The government of Bhutan had started quite early, also 30 years earlier, to focus on gross national happiness rather than gross national product. It's kind of a joke in a way, but it's deeply gripping because it says you know, you take the economy out of it or put it in the background and think about the happiness of life as a whole. And they had started gross national happiness global conferences. The first was, I think, outside in Nova Scotia, in Eastern Canada, and I was there and got to meet all the principals, and the next one, I think, was in Brazil and there, the prime minister was there and their key national experts and I was there and other people before a thousand Brazilians who took their happiness very seriously indeed and with lots of laughter.

So then, fast forward, or slow forward, to the Bhutanese resolution before the General Assembly in 2011, supported by Jeffrey Sachs, of course, who was an advisor to the Secretary General at the time, and introduced by Digby Thinley, the Prime Minister of Bhutan, the first elected Prime Minister of Bhutan, advising countries to, inviting countries to take happiness and well-being as a focus of their national policies.

So two months later, a conference was held, chaired by the Prime Minister and Jeffrey Sachs, in Thimphu, to say what to do about this next, and obviously the next step was going to be a high-level meeting at the United Nations, and that was to be in April 2012. And Jeffrey Sachs said we really should put together a scientific document that collects all that's known around the world about studies in well-being. And so he and Richard Laird, who'd been a key worker in that field through his 2005 book on happiness lessons from a new science, and we edited this report which was then presented at the meeting in April 2012. It surprised us a bit and we had a big meeting of thinkers in the field before that UN meeting.
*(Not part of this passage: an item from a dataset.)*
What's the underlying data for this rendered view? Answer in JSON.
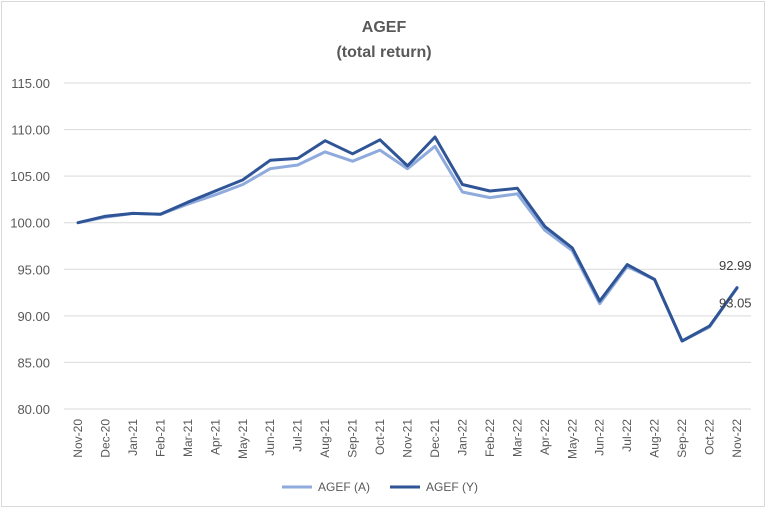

So we were getting lots of feedback positive feedback, but it flew off the shelves at the meeting and we had a thousand copies and they were all gone before the meeting really got underway and people in the UN said it was the biggest attended meeting they could remember, had several overflow rooms being filled, even though the main hall was a thousand people, so clearly there was something in the air.

People want to think more broadly and differently about life and about how you address it. And the reception was so demanding that, in fact, we said we really have to produce another. We were being asked to produce another. So a year and a half later, we did one more, year and a half later, one more after that, and then, because there had by then been an UN International Day of Happiness, March 20th, someone said well, you should be doing this every year, and from 2016 on, that's the way it's been. And we're now on our 13th and my wife would say enough is enough, but we still do it.